Eğer “İhtiyarlık nedenleri doğru tespit edilip gerekli tedbirler önceden alınırsa, ölünceye kadar sağlıklı ve üretken bir insan olarak, devlete ya da etrafımızdaki insanlara yük olmadan yaşamamızın mümkün olacağına inanıyorum.”
Öncelikle “yaşlandığımız için ihtiyarlayıp hasta oluruz anlayışının” değiştirilmesi şarttır. Çünkü biz yaşlanıp ihtiyarladığımız için hasta olmayız. Aksine “hasta olduğumuz için ihtiyarlarız.”
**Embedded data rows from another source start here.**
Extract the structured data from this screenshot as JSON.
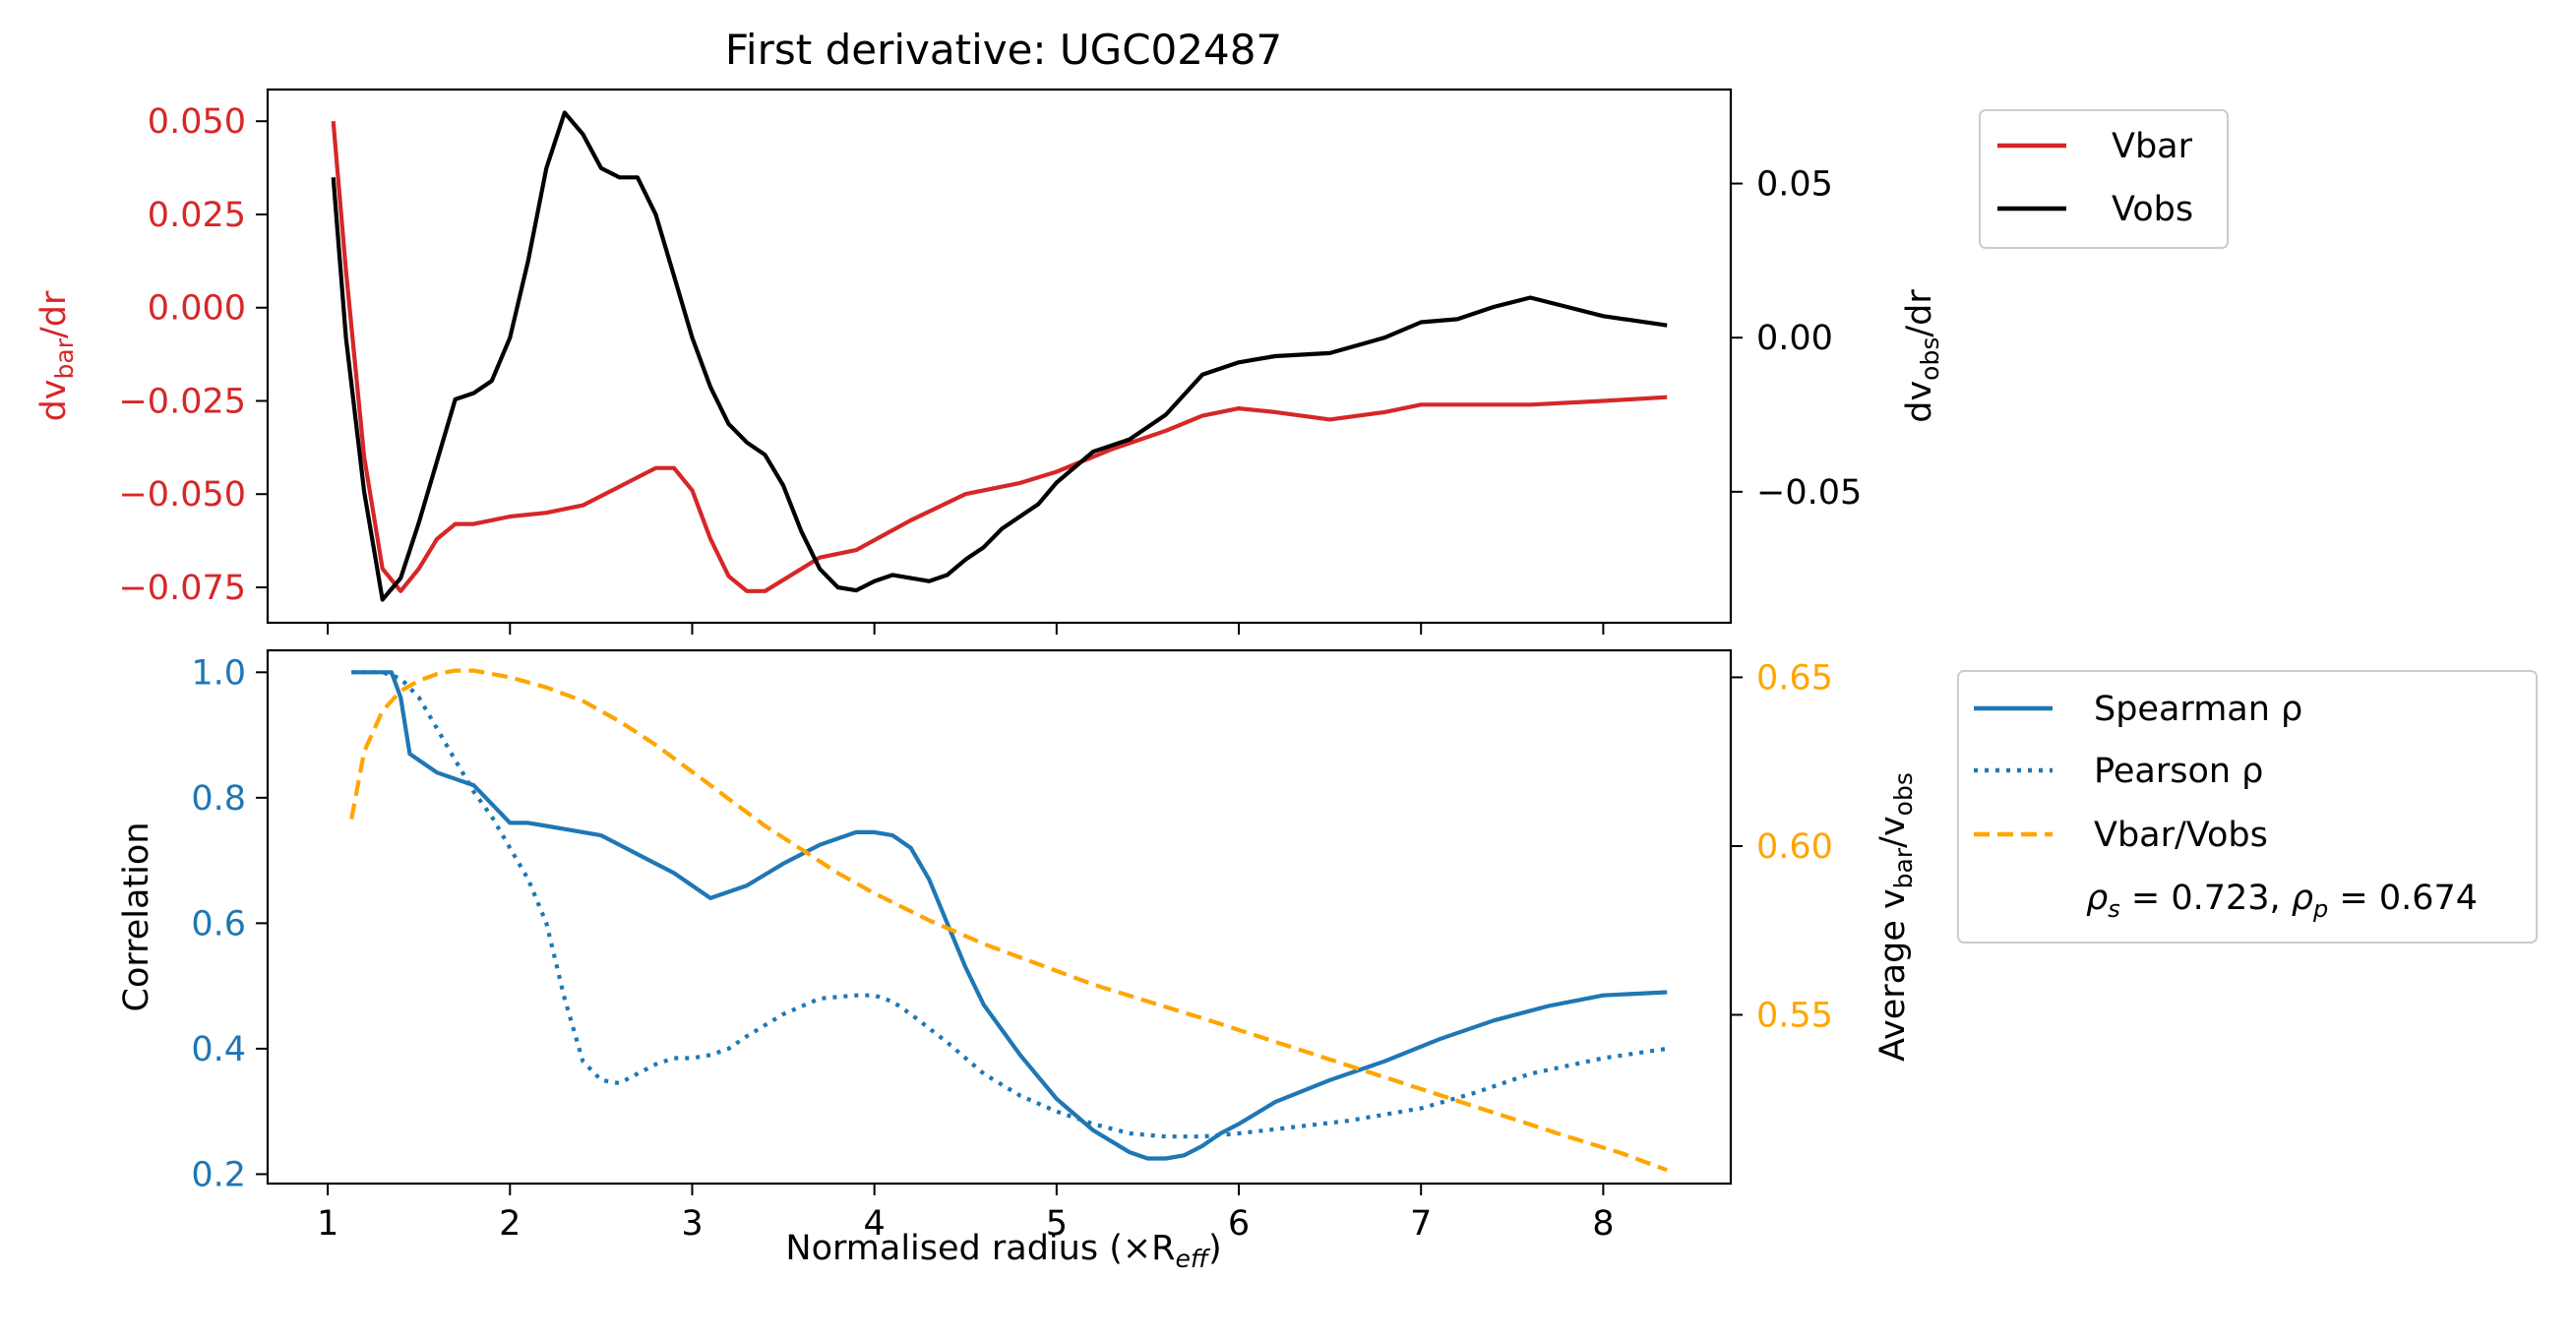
{
  "colors": {
    "vbar": "#d62728",
    "vobs": "#000000",
    "spearman": "#1f77b4",
    "pearson": "#1f77b4",
    "ratio": "#ffa500"
  },
  "chart_data": [
    {
      "type": "line",
      "title": "First derivative: UGC02487",
      "xlim": [
        0.67,
        8.7
      ],
      "y_left": {
        "ylim": [
          -0.0845,
          0.0585
        ],
        "ticks": [
          0.05,
          0.025,
          0.0,
          -0.025,
          -0.05,
          -0.075
        ],
        "tick_labels": [
          "0.050",
          "0.025",
          "0.000",
          "−0.025",
          "−0.050",
          "−0.075"
        ]
      },
      "y_right": {
        "ylim": [
          -0.0925,
          0.0805
        ],
        "ticks": [
          0.05,
          0.0,
          -0.05
        ],
        "tick_labels": [
          "0.05",
          "0.00",
          "−0.05"
        ]
      },
      "x_ticks": [
        1,
        2,
        3,
        4,
        5,
        6,
        7,
        8
      ],
      "legend": {
        "placement": "outside-top-right",
        "entries": [
          "Vbar",
          "Vobs"
        ]
      },
      "series": [
        {
          "name": "Vbar",
          "axis": "left",
          "x": [
            1.03,
            1.1,
            1.2,
            1.3,
            1.4,
            1.5,
            1.6,
            1.7,
            1.8,
            1.9,
            2.0,
            2.2,
            2.4,
            2.6,
            2.8,
            2.9,
            3.0,
            3.1,
            3.2,
            3.3,
            3.4,
            3.5,
            3.7,
            3.9,
            4.2,
            4.5,
            4.8,
            5.0,
            5.3,
            5.6,
            5.8,
            6.0,
            6.2,
            6.5,
            6.8,
            7.0,
            7.3,
            7.6,
            8.0,
            8.35
          ],
          "y": [
            0.05,
            0.01,
            -0.04,
            -0.07,
            -0.076,
            -0.07,
            -0.062,
            -0.058,
            -0.058,
            -0.057,
            -0.056,
            -0.055,
            -0.053,
            -0.048,
            -0.043,
            -0.043,
            -0.049,
            -0.062,
            -0.072,
            -0.076,
            -0.076,
            -0.073,
            -0.067,
            -0.065,
            -0.057,
            -0.05,
            -0.047,
            -0.044,
            -0.038,
            -0.033,
            -0.029,
            -0.027,
            -0.028,
            -0.03,
            -0.028,
            -0.026,
            -0.026,
            -0.026,
            -0.025,
            -0.024
          ]
        },
        {
          "name": "Vobs",
          "axis": "right",
          "x": [
            1.03,
            1.1,
            1.2,
            1.3,
            1.4,
            1.5,
            1.6,
            1.7,
            1.8,
            1.9,
            2.0,
            2.1,
            2.2,
            2.3,
            2.4,
            2.5,
            2.6,
            2.7,
            2.8,
            2.9,
            3.0,
            3.1,
            3.2,
            3.3,
            3.4,
            3.5,
            3.6,
            3.7,
            3.8,
            3.9,
            4.0,
            4.1,
            4.2,
            4.3,
            4.4,
            4.5,
            4.6,
            4.7,
            4.8,
            4.9,
            5.0,
            5.2,
            5.4,
            5.6,
            5.8,
            6.0,
            6.2,
            6.5,
            6.8,
            7.0,
            7.2,
            7.4,
            7.6,
            7.8,
            8.0,
            8.35
          ],
          "y": [
            0.052,
            0.0,
            -0.05,
            -0.085,
            -0.078,
            -0.06,
            -0.04,
            -0.02,
            -0.018,
            -0.014,
            0.0,
            0.025,
            0.055,
            0.073,
            0.066,
            0.055,
            0.052,
            0.052,
            0.04,
            0.02,
            0.0,
            -0.016,
            -0.028,
            -0.034,
            -0.038,
            -0.048,
            -0.063,
            -0.075,
            -0.081,
            -0.082,
            -0.079,
            -0.077,
            -0.078,
            -0.079,
            -0.077,
            -0.072,
            -0.068,
            -0.062,
            -0.058,
            -0.054,
            -0.047,
            -0.037,
            -0.033,
            -0.025,
            -0.012,
            -0.008,
            -0.006,
            -0.005,
            0.0,
            0.005,
            0.006,
            0.01,
            0.013,
            0.01,
            0.007,
            0.004
          ]
        }
      ]
    },
    {
      "type": "line",
      "xlabel": "Normalised radius (×R",
      "xlabel_sub": "eff",
      "xlabel_end": ")",
      "xlim": [
        0.67,
        8.7
      ],
      "y_left": {
        "label": "Correlation",
        "ylim": [
          0.185,
          1.035
        ],
        "ticks": [
          1.0,
          0.8,
          0.6,
          0.4,
          0.2
        ],
        "tick_labels": [
          "1.0",
          "0.8",
          "0.6",
          "0.4",
          "0.2"
        ]
      },
      "y_right": {
        "label_prefix": "Average v",
        "label_sub1": "bar",
        "label_mid": "/v",
        "label_sub2": "obs",
        "ylim": [
          0.5,
          0.658
        ],
        "ticks": [
          0.65,
          0.6,
          0.55
        ],
        "tick_labels": [
          "0.65",
          "0.60",
          "0.55"
        ]
      },
      "x_ticks": [
        1,
        2,
        3,
        4,
        5,
        6,
        7,
        8
      ],
      "x_tick_labels": [
        "1",
        "2",
        "3",
        "4",
        "5",
        "6",
        "7",
        "8"
      ],
      "legend": {
        "placement": "outside-right",
        "entries": [
          "Spearman ρ",
          "Pearson ρ",
          "Vbar/Vobs"
        ],
        "stats": "ρs = 0.723, ρp = 0.674",
        "rho_s": "0.723",
        "rho_p": "0.674"
      },
      "series": [
        {
          "name": "Spearman ρ",
          "axis": "left",
          "style": "solid",
          "x": [
            1.13,
            1.2,
            1.3,
            1.35,
            1.4,
            1.45,
            1.5,
            1.6,
            1.7,
            1.8,
            1.9,
            2.0,
            2.1,
            2.2,
            2.3,
            2.5,
            2.7,
            2.9,
            3.0,
            3.1,
            3.2,
            3.3,
            3.5,
            3.7,
            3.9,
            4.0,
            4.1,
            4.2,
            4.3,
            4.4,
            4.5,
            4.6,
            4.8,
            5.0,
            5.2,
            5.4,
            5.5,
            5.6,
            5.7,
            5.8,
            5.9,
            6.0,
            6.2,
            6.5,
            6.8,
            7.1,
            7.4,
            7.7,
            8.0,
            8.35
          ],
          "y": [
            1.0,
            1.0,
            1.0,
            1.0,
            0.96,
            0.87,
            0.86,
            0.84,
            0.83,
            0.82,
            0.79,
            0.76,
            0.76,
            0.755,
            0.75,
            0.74,
            0.71,
            0.68,
            0.66,
            0.64,
            0.65,
            0.66,
            0.695,
            0.725,
            0.745,
            0.745,
            0.74,
            0.72,
            0.67,
            0.6,
            0.53,
            0.47,
            0.39,
            0.32,
            0.27,
            0.235,
            0.225,
            0.225,
            0.23,
            0.245,
            0.265,
            0.28,
            0.315,
            0.35,
            0.38,
            0.415,
            0.445,
            0.468,
            0.485,
            0.49
          ]
        },
        {
          "name": "Pearson ρ",
          "axis": "left",
          "style": "dotted",
          "x": [
            1.13,
            1.2,
            1.3,
            1.4,
            1.5,
            1.6,
            1.7,
            1.8,
            1.9,
            2.0,
            2.1,
            2.2,
            2.3,
            2.4,
            2.5,
            2.6,
            2.7,
            2.8,
            2.9,
            3.0,
            3.1,
            3.2,
            3.3,
            3.5,
            3.7,
            3.9,
            4.0,
            4.1,
            4.2,
            4.4,
            4.6,
            4.8,
            5.0,
            5.2,
            5.4,
            5.6,
            5.8,
            6.0,
            6.3,
            6.6,
            7.0,
            7.3,
            7.6,
            8.0,
            8.35
          ],
          "y": [
            1.0,
            1.0,
            1.0,
            0.99,
            0.96,
            0.91,
            0.86,
            0.81,
            0.77,
            0.72,
            0.67,
            0.6,
            0.48,
            0.38,
            0.35,
            0.345,
            0.36,
            0.375,
            0.385,
            0.385,
            0.39,
            0.4,
            0.42,
            0.455,
            0.48,
            0.485,
            0.485,
            0.475,
            0.455,
            0.41,
            0.36,
            0.325,
            0.3,
            0.28,
            0.265,
            0.26,
            0.26,
            0.265,
            0.275,
            0.285,
            0.305,
            0.33,
            0.36,
            0.385,
            0.4
          ]
        },
        {
          "name": "Vbar/Vobs",
          "axis": "right",
          "style": "dashed",
          "x": [
            1.13,
            1.2,
            1.3,
            1.4,
            1.5,
            1.6,
            1.7,
            1.8,
            2.0,
            2.2,
            2.4,
            2.6,
            2.8,
            3.0,
            3.2,
            3.4,
            3.6,
            3.8,
            4.0,
            4.3,
            4.6,
            4.9,
            5.2,
            5.5,
            5.8,
            6.2,
            6.6,
            7.0,
            7.4,
            7.8,
            8.1,
            8.35
          ],
          "y": [
            0.608,
            0.628,
            0.64,
            0.646,
            0.649,
            0.651,
            0.652,
            0.652,
            0.65,
            0.647,
            0.643,
            0.637,
            0.63,
            0.622,
            0.614,
            0.606,
            0.599,
            0.592,
            0.586,
            0.578,
            0.571,
            0.565,
            0.559,
            0.554,
            0.549,
            0.542,
            0.535,
            0.528,
            0.521,
            0.514,
            0.509,
            0.504
          ]
        }
      ]
    }
  ]
}
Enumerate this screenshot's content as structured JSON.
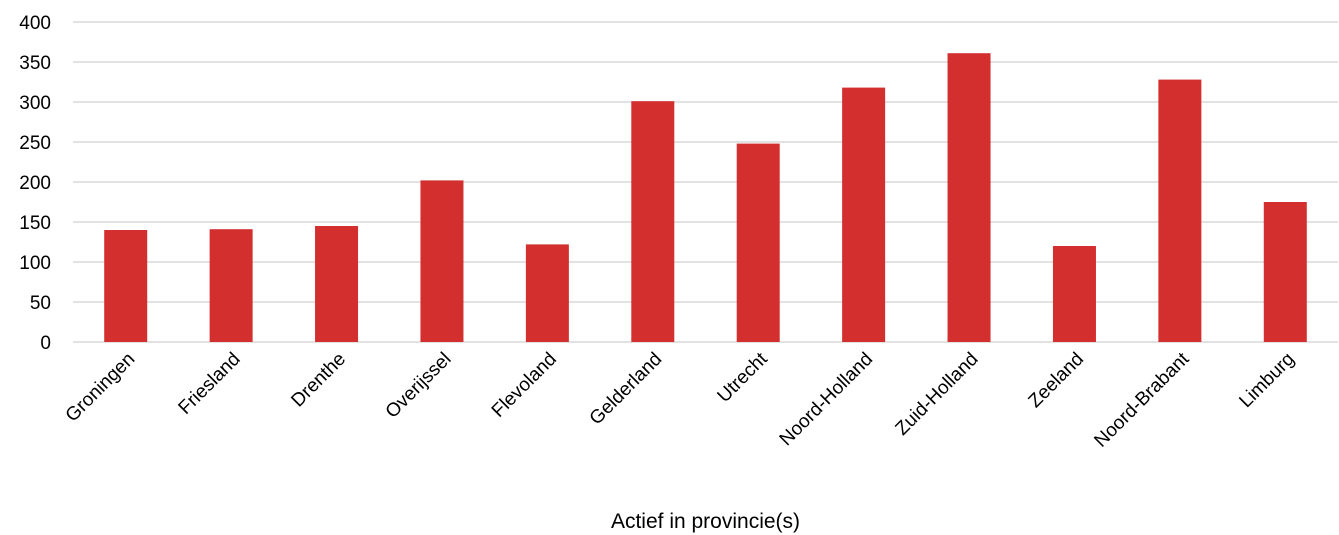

Vücudumuz ortalama 100 trilyon hücreden meydana gelir. Bu “hücrelerin her birisi hem kendisini yenileme kabiliyetine sahiptir hem de diğer hücrelerle etkili bir şekilde iletişim halindedir.”
Sağlıklı bir bedene sahip olmanın temel şartı budur. Bu yenilenme ve iletişimin başarılı bir şekilde yerine getirilebilmesi için de (yani sağlıklı bir yaşam için de) vücudumuzdaki “çoğunluk hücrenin fonksiyonlarını eksiksiz yerine getirecek derecede sağlıklı olması şarttır.”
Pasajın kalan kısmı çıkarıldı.